Introduction
Stochastic Gradient Descent (SGD), in one form or another, serves as the workhorse method for training modern machine learning models. Amidst its myriad variations, the SGD domain is both extensive and burgeoning, presenting a significant challenge for both practitioners and even experts to understand its landscape and inhabitants. This course offers a mathematically rigorous and comprehensive introduction to the field, drawing upon the most recent advancements and insights. It meticulously constructs a theory of convergence and complexity for SGD's serial, parallel, and distributed variants across strongly convex, convex, and nonconvex settings, incorporating randomness from subsampling, compression, and other sources.
The curriculum also delves into advanced techniques such as acceleration through Polyak momentum or Nesterov extrapolation. A notable portion of the course is dedicated to a unified analysis of a large family of SGD variants. Historically, these variants have demanded distinct intuitions, convergence analyses, and applications, evolving separately across various communities.
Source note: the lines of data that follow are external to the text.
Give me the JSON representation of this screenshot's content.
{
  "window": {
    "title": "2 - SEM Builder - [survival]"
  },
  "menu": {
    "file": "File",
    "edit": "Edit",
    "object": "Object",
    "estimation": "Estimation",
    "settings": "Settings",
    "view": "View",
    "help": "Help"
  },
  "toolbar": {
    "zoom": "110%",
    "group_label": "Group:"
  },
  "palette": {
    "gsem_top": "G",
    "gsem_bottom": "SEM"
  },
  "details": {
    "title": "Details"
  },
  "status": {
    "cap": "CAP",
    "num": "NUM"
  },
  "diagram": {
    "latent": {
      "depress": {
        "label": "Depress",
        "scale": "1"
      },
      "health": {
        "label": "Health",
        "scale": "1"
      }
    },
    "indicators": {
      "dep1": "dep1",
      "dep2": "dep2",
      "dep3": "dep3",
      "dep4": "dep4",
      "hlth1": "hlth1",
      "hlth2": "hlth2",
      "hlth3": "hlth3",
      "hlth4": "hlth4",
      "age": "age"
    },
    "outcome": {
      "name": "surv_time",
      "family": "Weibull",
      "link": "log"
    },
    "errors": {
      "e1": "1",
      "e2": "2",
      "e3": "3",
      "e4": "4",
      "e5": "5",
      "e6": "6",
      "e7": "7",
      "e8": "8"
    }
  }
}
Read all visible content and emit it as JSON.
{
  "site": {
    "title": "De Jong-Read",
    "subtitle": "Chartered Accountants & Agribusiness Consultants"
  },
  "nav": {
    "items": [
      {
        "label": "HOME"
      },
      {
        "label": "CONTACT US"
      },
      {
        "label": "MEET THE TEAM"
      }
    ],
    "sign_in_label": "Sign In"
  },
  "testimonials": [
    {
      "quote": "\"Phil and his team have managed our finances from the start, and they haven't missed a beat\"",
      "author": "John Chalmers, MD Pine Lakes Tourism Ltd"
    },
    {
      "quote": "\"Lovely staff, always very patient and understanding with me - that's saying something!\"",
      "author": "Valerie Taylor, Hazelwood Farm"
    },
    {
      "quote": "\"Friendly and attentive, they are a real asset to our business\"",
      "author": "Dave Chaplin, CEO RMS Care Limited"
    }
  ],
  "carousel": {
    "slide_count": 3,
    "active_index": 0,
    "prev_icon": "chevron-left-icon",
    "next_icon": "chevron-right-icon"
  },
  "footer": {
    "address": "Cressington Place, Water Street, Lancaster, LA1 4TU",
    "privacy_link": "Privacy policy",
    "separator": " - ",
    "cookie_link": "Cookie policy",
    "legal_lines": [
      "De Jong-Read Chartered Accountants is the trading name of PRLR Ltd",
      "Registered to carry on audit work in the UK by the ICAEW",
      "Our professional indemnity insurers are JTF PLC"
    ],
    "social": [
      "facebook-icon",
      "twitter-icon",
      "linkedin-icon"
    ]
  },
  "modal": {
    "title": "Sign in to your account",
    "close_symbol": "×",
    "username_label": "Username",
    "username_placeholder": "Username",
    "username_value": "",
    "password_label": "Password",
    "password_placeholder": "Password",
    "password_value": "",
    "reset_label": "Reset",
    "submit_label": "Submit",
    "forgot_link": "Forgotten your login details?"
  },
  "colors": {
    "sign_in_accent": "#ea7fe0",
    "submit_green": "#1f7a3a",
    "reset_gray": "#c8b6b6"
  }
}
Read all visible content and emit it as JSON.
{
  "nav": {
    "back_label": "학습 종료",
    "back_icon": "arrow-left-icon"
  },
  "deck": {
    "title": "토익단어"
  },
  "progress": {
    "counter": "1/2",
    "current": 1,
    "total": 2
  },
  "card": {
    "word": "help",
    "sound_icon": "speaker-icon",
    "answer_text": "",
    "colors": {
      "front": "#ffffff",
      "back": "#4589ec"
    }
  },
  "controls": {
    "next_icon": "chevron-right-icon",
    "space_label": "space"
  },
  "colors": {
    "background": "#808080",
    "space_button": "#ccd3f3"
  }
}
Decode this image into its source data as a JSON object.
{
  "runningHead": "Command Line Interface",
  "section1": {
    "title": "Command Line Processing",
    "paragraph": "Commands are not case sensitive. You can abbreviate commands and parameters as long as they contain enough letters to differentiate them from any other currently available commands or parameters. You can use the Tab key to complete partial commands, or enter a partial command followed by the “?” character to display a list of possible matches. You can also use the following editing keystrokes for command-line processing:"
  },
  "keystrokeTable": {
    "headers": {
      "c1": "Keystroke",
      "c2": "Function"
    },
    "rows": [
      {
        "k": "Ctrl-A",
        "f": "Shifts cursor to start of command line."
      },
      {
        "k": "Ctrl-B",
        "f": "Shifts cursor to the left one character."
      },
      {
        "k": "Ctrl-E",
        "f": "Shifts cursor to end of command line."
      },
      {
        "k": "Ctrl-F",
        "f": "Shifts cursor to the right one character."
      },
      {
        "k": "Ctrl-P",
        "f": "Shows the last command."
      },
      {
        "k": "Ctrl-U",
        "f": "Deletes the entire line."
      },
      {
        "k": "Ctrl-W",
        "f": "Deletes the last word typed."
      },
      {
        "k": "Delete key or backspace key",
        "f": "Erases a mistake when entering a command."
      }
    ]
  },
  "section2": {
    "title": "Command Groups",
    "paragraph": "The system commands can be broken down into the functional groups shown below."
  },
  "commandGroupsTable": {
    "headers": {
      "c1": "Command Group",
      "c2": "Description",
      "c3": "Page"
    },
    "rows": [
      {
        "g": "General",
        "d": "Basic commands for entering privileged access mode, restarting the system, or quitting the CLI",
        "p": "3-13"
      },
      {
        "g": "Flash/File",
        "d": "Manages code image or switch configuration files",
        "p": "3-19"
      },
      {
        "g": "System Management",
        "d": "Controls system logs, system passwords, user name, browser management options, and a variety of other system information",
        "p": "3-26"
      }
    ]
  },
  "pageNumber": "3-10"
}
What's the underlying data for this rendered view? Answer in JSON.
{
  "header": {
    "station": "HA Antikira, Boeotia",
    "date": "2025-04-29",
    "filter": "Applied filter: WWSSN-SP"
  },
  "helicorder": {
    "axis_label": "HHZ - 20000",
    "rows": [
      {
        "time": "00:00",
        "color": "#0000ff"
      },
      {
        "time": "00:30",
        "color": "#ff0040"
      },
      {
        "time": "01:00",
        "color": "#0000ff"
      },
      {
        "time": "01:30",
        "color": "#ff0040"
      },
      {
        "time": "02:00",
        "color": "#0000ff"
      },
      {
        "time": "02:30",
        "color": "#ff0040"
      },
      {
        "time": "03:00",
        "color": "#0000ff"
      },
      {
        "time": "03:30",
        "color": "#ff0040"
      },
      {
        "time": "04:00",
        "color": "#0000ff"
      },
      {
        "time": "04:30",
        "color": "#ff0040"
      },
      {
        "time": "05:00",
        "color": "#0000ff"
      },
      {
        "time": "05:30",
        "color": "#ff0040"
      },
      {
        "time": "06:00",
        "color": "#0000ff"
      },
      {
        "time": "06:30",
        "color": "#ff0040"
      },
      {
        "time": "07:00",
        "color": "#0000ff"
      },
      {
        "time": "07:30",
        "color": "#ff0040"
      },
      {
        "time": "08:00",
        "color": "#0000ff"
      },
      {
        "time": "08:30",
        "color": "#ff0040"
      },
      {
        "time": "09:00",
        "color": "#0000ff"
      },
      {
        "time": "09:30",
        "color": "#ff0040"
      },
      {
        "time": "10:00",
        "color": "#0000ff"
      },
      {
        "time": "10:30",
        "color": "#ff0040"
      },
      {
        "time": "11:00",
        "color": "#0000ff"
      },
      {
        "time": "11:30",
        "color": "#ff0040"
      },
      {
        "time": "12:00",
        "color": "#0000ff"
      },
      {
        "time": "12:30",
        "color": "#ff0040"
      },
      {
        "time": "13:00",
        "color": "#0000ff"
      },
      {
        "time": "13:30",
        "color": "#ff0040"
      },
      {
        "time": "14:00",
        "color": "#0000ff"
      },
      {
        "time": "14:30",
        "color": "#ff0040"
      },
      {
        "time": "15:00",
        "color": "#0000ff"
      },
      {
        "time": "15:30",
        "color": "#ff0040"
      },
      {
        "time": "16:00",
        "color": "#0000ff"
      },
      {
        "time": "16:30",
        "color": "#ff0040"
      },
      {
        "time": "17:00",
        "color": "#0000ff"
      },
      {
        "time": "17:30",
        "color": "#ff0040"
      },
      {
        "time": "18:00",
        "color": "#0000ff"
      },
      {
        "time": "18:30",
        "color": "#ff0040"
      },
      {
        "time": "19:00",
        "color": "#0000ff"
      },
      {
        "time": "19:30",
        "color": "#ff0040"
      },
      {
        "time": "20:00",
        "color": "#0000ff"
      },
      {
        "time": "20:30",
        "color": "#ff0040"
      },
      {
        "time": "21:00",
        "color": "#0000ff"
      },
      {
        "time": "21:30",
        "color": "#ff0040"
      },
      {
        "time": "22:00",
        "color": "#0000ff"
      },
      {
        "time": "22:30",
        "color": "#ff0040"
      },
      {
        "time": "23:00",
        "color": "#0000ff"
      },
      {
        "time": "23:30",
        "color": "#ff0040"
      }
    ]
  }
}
This framework includes but not limited to the useful techniques: variance reduction, data sampling, coordinate sampling, arbitrary sampling, importance sampling, mini-batching, quantization, sketching, dithering, and sparsification, as well as their combinations. This comprehensive exploration aims to equip learners with a deep understanding of SGD's intricate landscape, fostering the ability to adeptly apply and innovate upon these methods in their work.
Lecturer Intro
Yi-Shuai Niu, a tenured Associate Professor of Mathematics at Beijing Institute of Mathematical Sciences and Applications (BIMSA), specialized in Optimization, Scientific Computing, Machine Learning, and Computer Sciences. Before joining BIMSA in October 2023, he was a research fellow at the Hong Kong Polytechnic University (2021-2022); an associate professor at Shanghai Jiao Tong University (2014-2021), where he led the “Optimization and Interdisciplinary Research Group” and double-appointed at the ParisTech Elite Institute of Technology and the School of Mathematical Sciences. His earlier roles include postdoc at the University of Paris 6 (2013-2014) and junior researcher both at the French National Center for Scientific Research (CNRS) and Stanford University (2010-2012). He was also a lecturer at the National Institute of Applied Sciences (INSA) of Rouen (2007-2010) in France, where he earned a Ph.D. in Mathematics-Optimization in 2010 and double Masters in Pure and Applied Mathematics and Genie Mathematics in 2006. His research covers a wide range of applied mathematics, with a spotlight on optimization theory, machine learning, high-performance computing, and software development. His works span various interdisciplinary applications including: machine learning, natural language processing, self-driving car, finance, image processing, turbulent combustion, polymer science, quantum chemistry and computing, and plasma physics. His contributions encompass fundamental research, emphasizing novel algorithms for large-scale nonconvex and nonsmooth problems, and practical implementations, focusing on efficient optimization solvers and scientific computing packages using high-performance computing techniques. He developed more than 33 pieces of software and published about 30 articles in prestigious journals and conferences (including Journal of Scientific Computing, Combustion and Flames, Applied Mathematics and Computation). He was PI of 5 research grants and members of 5 joint international research projects. He was awarded of shanghai teaching achievement award (First prize) in 2017, two outstanding teaching awards (First prize) at Shanghai Jiao Tong University in 2016 and 2017 respectively, as well as 17 awards in international contests of mathematics MCM/ICM (including the INFORMS best paper award in 2017).